What is clear is that the Muslim Brotherhood, as well as the liberal parties, were nowhere to be found among those who mounted a committed response to the intolerable behavior of police forces over the last 48 hours. Although, of course, many of their politicians made appearances once the square had been temporarily secured, and others suspended their election campaigns and issued statements in support of the protesters.
“Forget about the last revolution, peaceful protest is dead.” When protesters chant this, they are not referring to Jan25. They know that this was not and has not been a peaceful revolution. They are referring to a mythical narrative constructed by the US and the SCAF to refer to the contained uprisings which were hijacked by the ruling council and upon which empire’s regional counter-revolution has been feasting.

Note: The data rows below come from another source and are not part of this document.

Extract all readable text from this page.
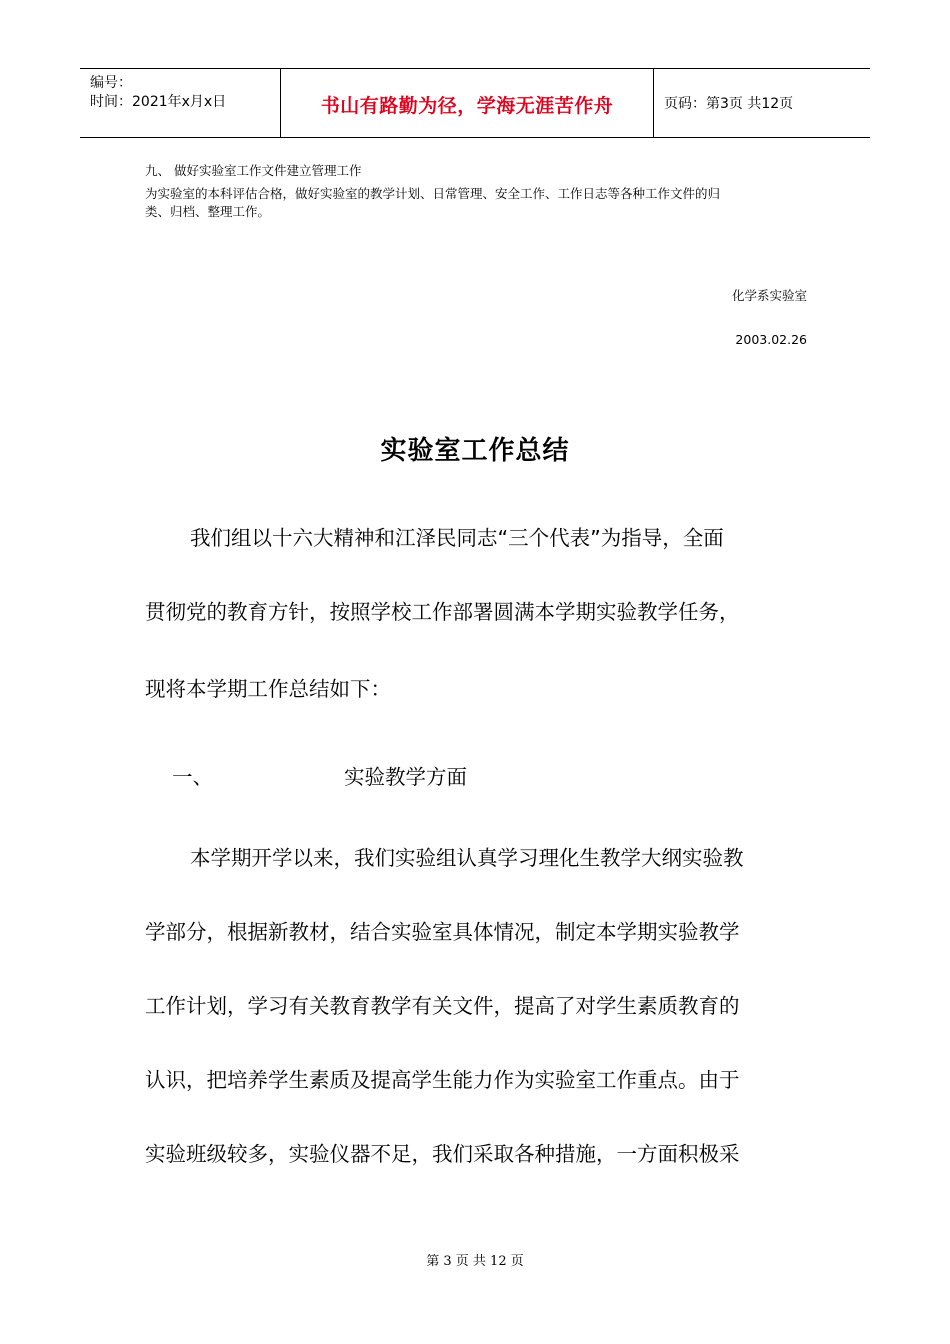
编号：
时间：2021年x月x日	书山有路勤为径，学海无涯苦作舟	页码：第3页 共12页
九、 做好实验室工作文件建立管理工作
为实验室的本科评估合格，做好实验室的教学计划、日常管理、安全工作、工作日志等各种工作文件的归
类、归档、整理工作。
化学系实验室
2003.02.26
实验室工作总结
我们组以十六大精神和江泽民同志“三个代表”为指导，全面
贯彻党的教育方针，按照学校工作部署圆满本学期实验教学任务，
现将本学期工作总结如下：
一、	实验教学方面
本学期开学以来，我们实验组认真学习理化生教学大纲实验教
学部分，根据新教材，结合实验室具体情况，制定本学期实验教学
工作计划，学习有关教育教学有关文件，提高了对学生素质教育的
认识，把培养学生素质及提高学生能力作为实验室工作重点。由于
实验班级较多，实验仪器不足，我们采取各种措施，一方面积极采
第 3 页 共 12 页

In this narrative, the moral economy of the wheel of production is wedded to national security and stability, dissent is demonized and usurped, and ‘marginal’ (or what the counter-revolution has named ‘factional’) groups are attacked: women, Copts, the Bedouin of the Sinai, workers, non-Egyptians, and more. In a different vocabulary, the people of Egypt. The chant is a reminder that the 18 day uprising that ousted Mubarak, and the ‘transitional’ period since, has been written in the blood of hundreds of martyrs, along with over 12,000 victims of military kitchen tribunals. It echoes the urgency to defend the revolution against a wretched wave of violence, one that has no end in sight.
From Alexandria and Mansoura to Port Said, Suez, Qena, Assiut and Minya, among others, those that have not given their lives to the revolution have lost limbs, organs, and eyes; they have been humiliated and made targets of thuggery by state media; and subject to all manner of torture, including virginity tests and ongoing extra-legal military trials without due process that end in arbitrary sentencing – from five years to life. The SCAF has persisted in its belligerent behavior for the last ten months, fighting court decisions for the re-nationalization of the public companies that were privatized under Mubarak, and like a loyal dog that can respond to none but his own master, allowing former NDP members to run in elections. The martyrs that lost their lives in the last two days did not die thinking about elections and constitutions. They are not members of the political elite vying for a redistribution of power among themselves. They are not (as articulate experts and wheedling and wheeling-and-dealing politicians suggest) awaiting transition schedules sketched behind closed doors among the squabbling ruling class. They did not mandate the regime in which the SCAF belligerently rules with iron fist like a racket of henchmen for the United States and Israel. And they are aware of the material interests that cause the SCAF to be allied with the hyper-capitalist class of the Muslim Brotherhood. And they are acting upon that awareness. How far that action goes remains to be seen.